Plus .bak-YYYYMMDD-HHMMSS copies for every modified file per deploy.

Key infrastructure facts

  • testdatadb service: runs as INTRANET\svc_testdatadb (NOT SYSTEM)
  • credentials.json at C:\ProgramData\dataforth-uploader\credentials.json — had to grant svc_testdatadb Read + Traverse (was SYSTEM + Admins only; fixed 2026-04-15)
  • For_Web path: C:\Shares\webshare\For_Web (local on AD2); X: drive mapping is user-mapped and invisible to services
  • Service wrapper: C:\Shares\testdatadb\daemon\testdatadb.exe (WinSW)
  • Logs: C:\Shares\testdatadb\logs\ (out.log, err.log, wrapper.log)
  • Postgres connection: local, defaults PGHOST=localhost PGPORT=5432 PGUSER=testdatadb_app PGDATABASE=testdatadb

Credentials used / confirmed

  • AD2 (sysadmin): vault clients/dataforth/ad2.sops.yamlPaper123!@# (fixed earlier session — no more \!@# backslash hack needed)
  • Hoffman API creds: C:\ProgramData\dataforth-uploader\credentials.json on AD2 (CF_TOKEN_URL, CF_API_BASE, CF_CLIENT_ID, CF_CLIENT_SECRET, CF_SCOPE)
  • SOPS age key: %APPDATA%\sops\age\keys.txt as usual

Open items / next session candidates

  1. Drop test_records_dedup_bak_20260415 after another day or two of no regressions
  2. Drop redundant 5-col unique constraint test_records_log_type_model_number_serial_number_test_date__key if user wants
  3. Auto-retry/re-render for unpushable records — 7,905 records skipped due to missing specs. Adding specs for those 8B/5B/DSCA variants would unlock more web coverage.
  4. www.azcomputerguru.com Apache vhost — returns 404 despite root domain working. ServerAlias missing; defer to azcomputerguru.com project.
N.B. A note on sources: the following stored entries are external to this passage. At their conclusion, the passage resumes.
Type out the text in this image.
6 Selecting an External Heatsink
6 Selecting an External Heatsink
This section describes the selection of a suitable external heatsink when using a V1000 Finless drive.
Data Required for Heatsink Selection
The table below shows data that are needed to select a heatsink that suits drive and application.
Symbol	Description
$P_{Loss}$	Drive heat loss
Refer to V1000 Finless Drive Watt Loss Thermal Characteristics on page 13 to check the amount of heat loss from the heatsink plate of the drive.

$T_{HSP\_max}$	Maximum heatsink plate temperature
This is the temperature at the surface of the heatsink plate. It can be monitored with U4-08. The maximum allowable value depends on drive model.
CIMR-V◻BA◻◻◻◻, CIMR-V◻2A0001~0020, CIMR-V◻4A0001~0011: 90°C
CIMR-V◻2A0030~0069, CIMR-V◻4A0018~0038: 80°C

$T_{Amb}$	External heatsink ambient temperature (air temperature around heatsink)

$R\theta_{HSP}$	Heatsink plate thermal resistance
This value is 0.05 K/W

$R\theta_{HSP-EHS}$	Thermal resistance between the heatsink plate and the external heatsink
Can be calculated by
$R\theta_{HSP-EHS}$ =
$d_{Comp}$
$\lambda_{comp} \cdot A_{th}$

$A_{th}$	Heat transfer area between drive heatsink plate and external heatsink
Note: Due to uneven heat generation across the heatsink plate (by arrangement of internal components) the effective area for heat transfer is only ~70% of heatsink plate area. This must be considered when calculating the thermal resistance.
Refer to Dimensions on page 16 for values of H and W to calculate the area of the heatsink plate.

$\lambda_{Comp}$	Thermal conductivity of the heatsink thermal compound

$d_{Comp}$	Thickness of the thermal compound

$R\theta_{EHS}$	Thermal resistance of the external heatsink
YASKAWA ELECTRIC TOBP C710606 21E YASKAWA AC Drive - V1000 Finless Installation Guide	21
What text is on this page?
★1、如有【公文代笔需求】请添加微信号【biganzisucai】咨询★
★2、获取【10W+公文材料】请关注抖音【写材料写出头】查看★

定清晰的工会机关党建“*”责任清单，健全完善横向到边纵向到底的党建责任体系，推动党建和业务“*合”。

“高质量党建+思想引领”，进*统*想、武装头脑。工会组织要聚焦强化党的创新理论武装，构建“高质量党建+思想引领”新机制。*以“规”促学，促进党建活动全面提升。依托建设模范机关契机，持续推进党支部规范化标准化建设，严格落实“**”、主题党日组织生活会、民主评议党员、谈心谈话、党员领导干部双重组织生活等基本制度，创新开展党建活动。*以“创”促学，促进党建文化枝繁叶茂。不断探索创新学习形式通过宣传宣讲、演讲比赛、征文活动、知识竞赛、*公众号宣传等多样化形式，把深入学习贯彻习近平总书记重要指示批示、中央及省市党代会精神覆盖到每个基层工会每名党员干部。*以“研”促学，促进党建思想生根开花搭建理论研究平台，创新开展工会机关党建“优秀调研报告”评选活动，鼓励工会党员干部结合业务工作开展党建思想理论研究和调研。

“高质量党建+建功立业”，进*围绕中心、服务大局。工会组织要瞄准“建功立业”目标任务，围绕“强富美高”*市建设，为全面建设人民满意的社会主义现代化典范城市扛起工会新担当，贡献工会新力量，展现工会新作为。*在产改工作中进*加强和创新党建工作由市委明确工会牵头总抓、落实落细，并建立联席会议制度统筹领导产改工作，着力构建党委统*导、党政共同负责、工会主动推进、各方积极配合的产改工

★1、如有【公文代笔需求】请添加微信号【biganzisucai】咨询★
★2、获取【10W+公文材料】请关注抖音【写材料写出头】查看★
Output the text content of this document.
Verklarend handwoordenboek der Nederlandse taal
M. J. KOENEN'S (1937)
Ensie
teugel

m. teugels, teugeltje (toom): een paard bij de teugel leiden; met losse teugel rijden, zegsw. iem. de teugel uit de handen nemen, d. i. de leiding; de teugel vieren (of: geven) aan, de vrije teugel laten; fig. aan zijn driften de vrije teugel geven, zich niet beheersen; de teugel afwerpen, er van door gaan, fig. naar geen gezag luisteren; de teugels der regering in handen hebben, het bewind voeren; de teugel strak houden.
Bonus: production incident resolved same session

azcomputerguru.com went down mid-session (CF managed challenge served in place of content). Root cause: Imunify360 on IX (172.16.3.10) had blacklisted Jupiter's IP (172.16.3.20) 9+ days ago — detected cloudflared's relay pattern as bot-like. Jupiter's tunnel couldn't reach origin, CF substituted challenge page.

Fix:

  1. ipset del i360.ipv4.blacklist 172.16.3.20 (immediate unban)
  2. imunify360-agent ip-list local add --purpose white --full-access --comment "Jupiter cloudflared tunnel origin" 172.16.3.20 (permanent whitelist)
  3. Restarted cloudflared container on Jupiter

Site back within ~15 min of detection. All CF-fronted subdomains (rmm.azcomputerguru.com, rmm-api, etc.) sharing the same tunnel also recovered.

SSH flakiness on AD2 — noted but not a GuruRMM issue

Observed: sshd port 22 intermittently unreachable on AD2 for 5-15 min windows. Port 3000 (testdatadb), 3389 (RDP), 5985 (WinRM) stay reachable through same windows. sshd PID 4012 continuously running since 2026-04-11 22:09 — no crashes in event log. Likely a network-layer blip (firewall/AV scan briefly blocking port 22) rather than an actual service issue. Not caused by GuruRMM agent.